This is an answer to the plan by the Assembly to raze the old building at Second and Franklin Streets known locally as the JAMI building.
Information found so far says it was built in 1904 and at one time was the U.S. Customs House, then later the ODD Fellows lodge and still later, of course, the present building. It ranks as one of the oldest commercial buildings in downtown Juneau. At one time it was a very handsome building, and could be so again.
Does Juneau really need to replace its historic buildings? The reason given is that parking is needed for legislative aides. Why don't they walk to work? Many, if not most, live downtown.
More parking lots are never the answer. Just as with adding roads, the more you build the more cars will come. The result gaps in buildings are like missing teeth. Just to the north of the handsome old Baranof Hotel, one of the jewels of the downtown, will be not a block of nice old places but a gap. Turn on Second and there's already a gap; a parking lot. Behind the Baranof is - a parking lot. Go up the street to the old Faulkner, Banfield law offices and what do you see?
Does Juneau, already under heavy criticism from visitors as housing far too many schlock gift shops, want to add parking lots to its image? Who wants to wander around a downtown area and look at pavement?
It was said at the Assembly meeting that it would cost around $500,000 to tear the building down. Wouldn't it make far more sense to renovate it? I understand the interior is quite handsome, which would make sense for a building built as a lodge.

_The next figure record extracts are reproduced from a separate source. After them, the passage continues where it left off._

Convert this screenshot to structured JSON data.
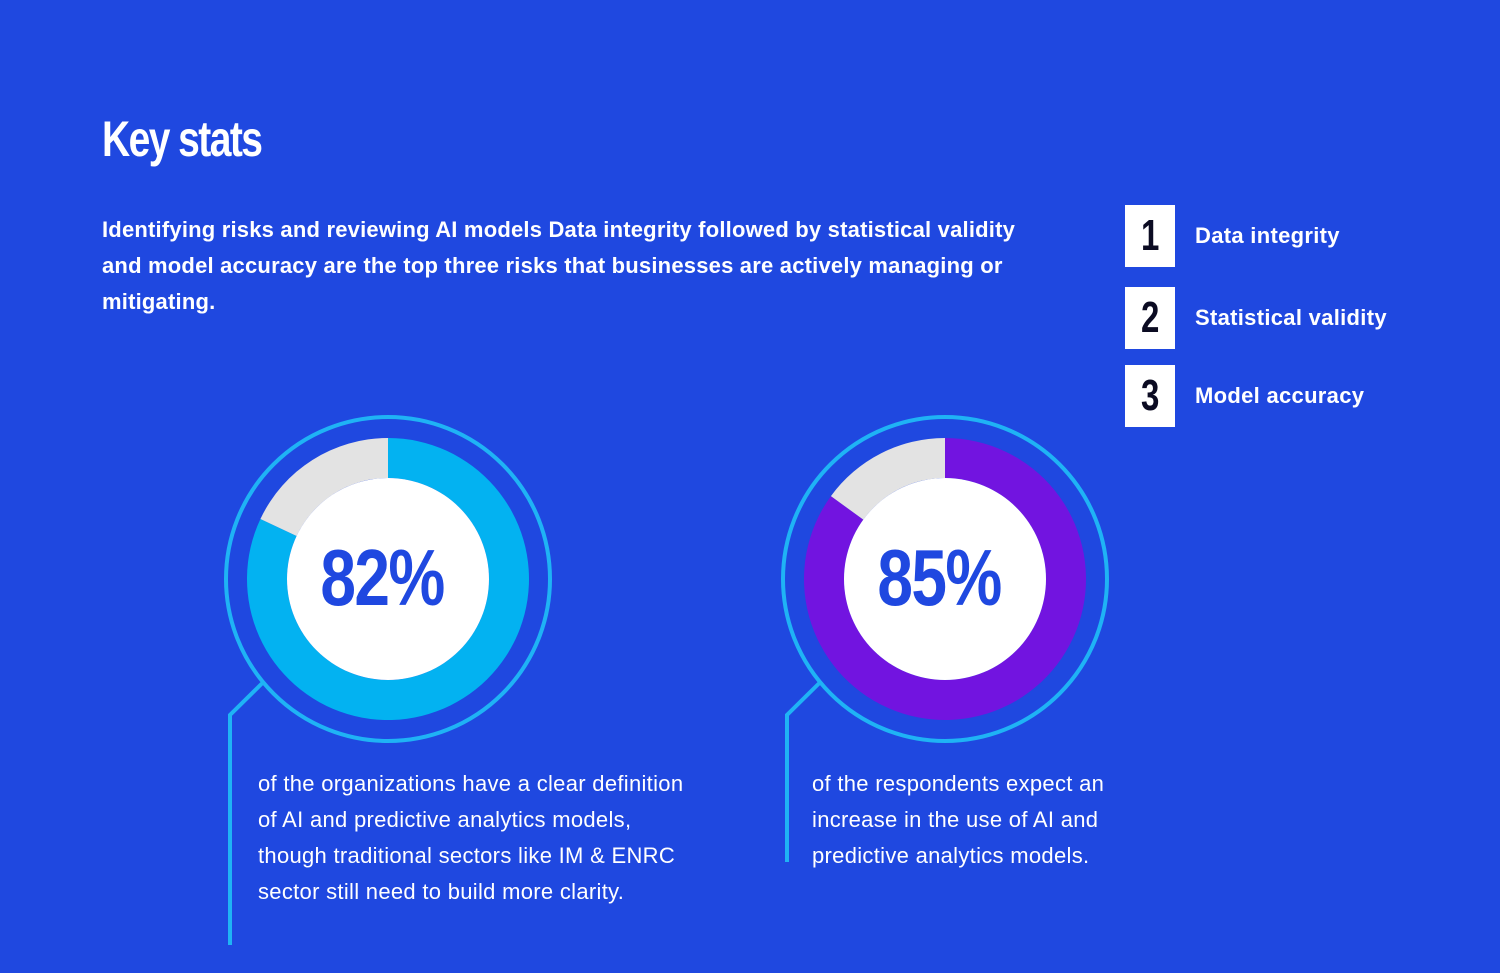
{
  "header": {
    "title": "Key stats",
    "intro": "Identifying risks and reviewing AI models Data integrity followed by statistical validity and model accuracy are the top three risks that businesses are actively managing or mitigating."
  },
  "risks": [
    {
      "rank": "1",
      "label": "Data integrity"
    },
    {
      "rank": "2",
      "label": "Statistical validity"
    },
    {
      "rank": "3",
      "label": "Model accuracy"
    }
  ],
  "colors": {
    "background": "#1f48e0",
    "ring_outline": "#1fb3f5",
    "remainder": "#e3e3e3",
    "value_text": "#1f48e0"
  },
  "chart_data": [
    {
      "type": "pie",
      "label": "82%",
      "values": [
        82,
        18
      ],
      "colors": [
        "#03b2f1",
        "#e3e3e3"
      ],
      "description": "of the organizations have a clear definition of AI and predictive analytics models, though traditional sectors like IM & ENRC sector still need to build more clarity."
    },
    {
      "type": "pie",
      "label": "85%",
      "values": [
        85,
        15
      ],
      "colors": [
        "#7214e0",
        "#e3e3e3"
      ],
      "description": "of the respondents expect an increase in the use of AI and predictive analytics models."
    }
  ]
}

Time is short, as this was sprung on even Assembly members on the morning of the meeting, but there is about two weeks for action.
When I moved here I was quite impressed with the move to research and save downtown Juneau's historic buildings. Was that simply a fad?
Is there a disconnect between wanting tourists and supplying amenities that the year-round people can enjoy? There shouldn't be. If the core area of the town is pleasant and functional, it will be enjoyed by all who come here as well as those who live here.
This is probably a useless plea. Thinking of old buildings as worn-out comes naturally to those who neither know nor care about their history. But every building that goes takes one piece of real Juneau with it. Parking lots can never replace that. A real community honors those who established it. Juneau is young enough that it could be done, but I expect there's no interest in that.